In motivational interviewing training, it is not the coach’s job to pick change for the athlete. The coach must wait for the athlete to express desire and willingness to change. Self-motivational statements are an indicator that the individual is becoming ready to improve themselves.
Examples of self-motivational statements an athlete may make:

  • This is more serious than I realized.
  • I know that as long as I don’t give up, I can do this.
  • I’m worried about how drinking on the weekends affects my performance.
  • I really need to do something about this.

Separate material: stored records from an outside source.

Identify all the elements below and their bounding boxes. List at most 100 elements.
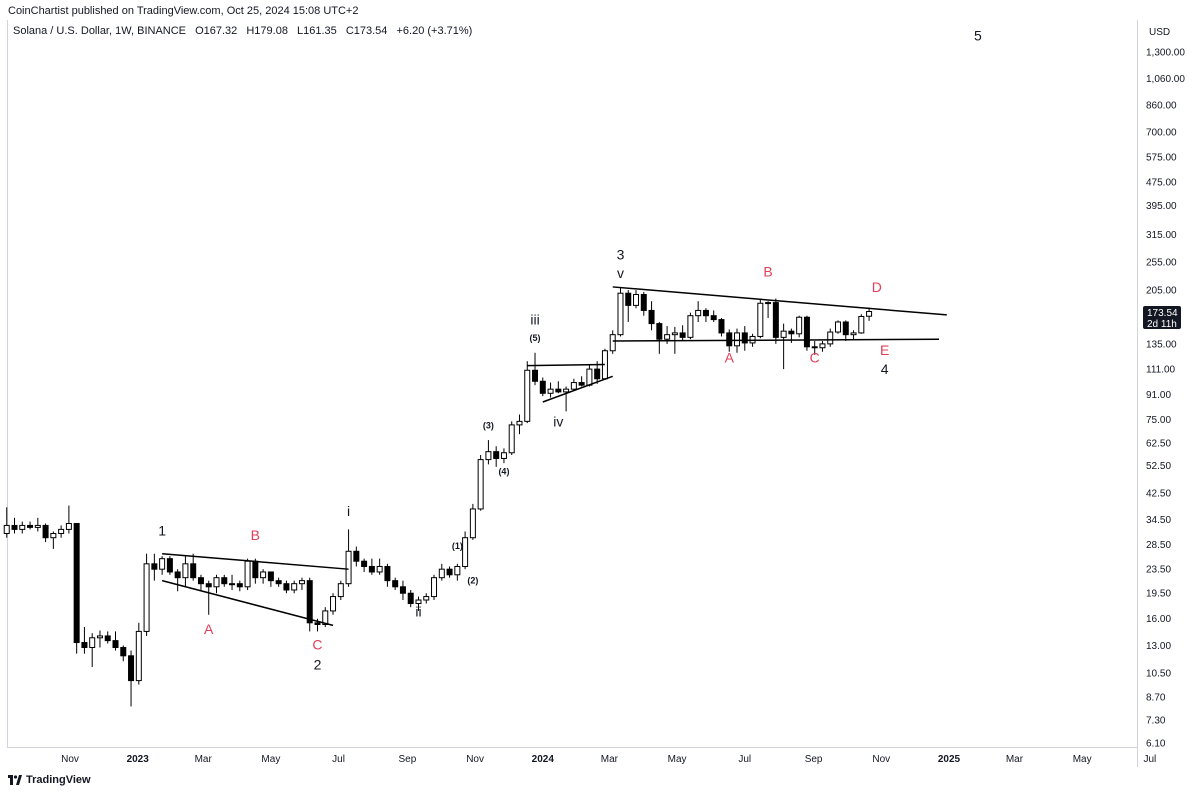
price-tick-label: 205.00 [1146,286,1177,297]
price-tick-label: 19.50 [1146,589,1171,600]
publisher-header: CoinChartist published on TradingView.co… [8,5,359,17]
candle-bull [322,610,329,625]
candle-bear [532,369,539,382]
candle-bear [788,330,795,335]
candle-bear [811,346,818,349]
time-tick-label: Nov [61,754,79,765]
wave-label: 4 [881,361,889,377]
candle-bull [485,451,492,461]
candle-bull [182,563,189,579]
trendline-leading-diagonal-upper[interactable] [162,552,349,570]
symbol-info-line: Solana / U.S. Dollar, 1W, BINANCE O167.3… [13,25,478,37]
candle-bear [399,586,406,594]
price-tick-label: 75.00 [1146,415,1171,426]
candle-bear [726,332,733,347]
trendline-triangle-lower[interactable] [612,338,940,342]
candle-bear [120,646,127,657]
candle-bull [244,560,251,588]
candle-bull [50,532,57,539]
candle-bear [842,321,849,336]
candle-bear [741,332,748,344]
candle-bull [586,368,593,386]
wave-label: (3) [483,421,494,431]
trendline-wave-iv-lower[interactable] [542,375,613,403]
price-change: +6.20 (+3.71%) [396,25,473,37]
trendlines-layer [161,286,947,627]
candle-bull [516,420,523,426]
candle-bear [252,560,259,579]
price-tick-label: 860.00 [1146,101,1177,112]
wave-label: iii [530,311,539,327]
candle-bull [765,302,772,305]
candle-bear [594,368,601,380]
candle-bull [65,522,72,530]
ohlc-close: C173.54 [345,25,388,37]
price-tick-label: 8.70 [1146,693,1166,704]
candle-bull [3,524,10,534]
candle-bear [803,316,810,348]
candle-bear [174,571,181,579]
candle-bear [679,332,686,338]
candle-bull [866,311,873,317]
trendline-wave-iv-upper[interactable] [527,363,605,367]
trendline-leading-diagonal-lower[interactable] [161,579,334,627]
wave-label: i [347,503,350,519]
candle-bear [407,592,414,605]
candle-bull [500,452,507,459]
candle-bear [625,292,632,306]
ohlc-high: H179.08 [246,25,288,37]
candle-bull [477,459,484,510]
price-tick-label: 16.00 [1146,614,1171,625]
candle-bear [221,577,228,585]
candle-bull [337,583,344,598]
current-price-tag: 173.54 2d 11h [1143,306,1181,330]
candle-bear [578,382,585,386]
candle-bear [197,577,204,585]
candle-bull [454,565,461,576]
candle-bear [104,635,111,642]
price-tick-label: 255.00 [1146,257,1177,268]
price-tick-label: 62.50 [1146,439,1171,450]
wave-label: ii [415,603,421,619]
time-tick-label: Sep [805,754,823,765]
trendline-triangle-upper[interactable] [612,286,947,316]
candle-bear [702,309,709,317]
candle-bear [42,524,49,539]
time-tick-label: Jul [332,754,345,765]
time-tick-label: May [261,754,280,765]
candle-bull [415,599,422,605]
candle-bull [563,388,570,393]
candle-bull [423,596,430,601]
wave-label: C [810,349,820,365]
candle-bull [687,315,694,338]
candle-bear [361,560,368,567]
candle-bull [796,316,803,335]
candle-bull [664,334,671,340]
candle-bull [159,558,166,570]
price-tick-label: 575.00 [1146,153,1177,164]
price-tick-label: 700.00 [1146,127,1177,138]
tradingview-logo-text: TradingView [26,774,91,786]
price-tag-countdown: 2d 11h [1147,319,1177,330]
price-axis-border [1137,20,1138,767]
candle-bull [695,309,702,317]
wave-label: 3 [617,246,625,262]
tradingview-brand[interactable]: TradingView [8,774,91,786]
wave-label: (2) [467,576,478,586]
price-tick-label: 52.50 [1146,461,1171,472]
candle-bull [438,568,445,579]
candle-bull [260,571,267,579]
candle-bull [135,630,142,682]
time-tick-label: Jul [1143,754,1156,765]
time-tick-label: Mar [601,754,619,765]
time-tick-label: Sep [398,754,416,765]
symbol-name[interactable]: Solana / U.S. Dollar, 1W, BINANCE [13,25,187,37]
tradingview-logo-icon [8,775,22,785]
candle-bear [151,563,158,570]
candle-bull [524,369,531,422]
candle-bear [539,380,546,394]
candle-bull [508,424,515,454]
candle-bear [81,642,88,648]
price-tick-label: 1,060.00 [1146,74,1185,85]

Reinforce an athlete’s self-motivational statements by nodding, reflecting them, making affirmations, and other indicators of approval. A sports coach can encourage the possibility of change when an athlete makes a self-motivational statement by asking for more details, explanations, or further elaboration.

6. Show Empathy

It is important to show empathy for athletes while applying motivational interviewing training. Empathy will help lower their resistance to making necessary changes that improve their performance. It also makes them feel respected, accepted, and understood. Athletes will be more open with their coach if they think that they are truly valued and respected. Come to terms with the fact that ambivalence is normal during motivational interviewing training. It’s important to not become frustrated with an athlete for their ambivalence. Frustration will only interfere with the process.

Final Thoughts

Motivational interviewing is a great counseling approach that sports coaches can use to spark intrinsic motivation in athletes. It is especially helpful if one of the athletes has an obstacle in their away of improving. Some common obstacles include partying too much on the weekends, not eating a healthy enough diet, or having anger problems.
Motivational interviewing can go wrong if the coach pushes for change, argues with, or criticizes the athlete. Whenever the athlete shows resistance, the coach must change their approach to avoid slowing down progress.
If an athlete is suffering from a serious problem like drug dependence, please refer them to a medical professional for help. This article is not a definitive resource.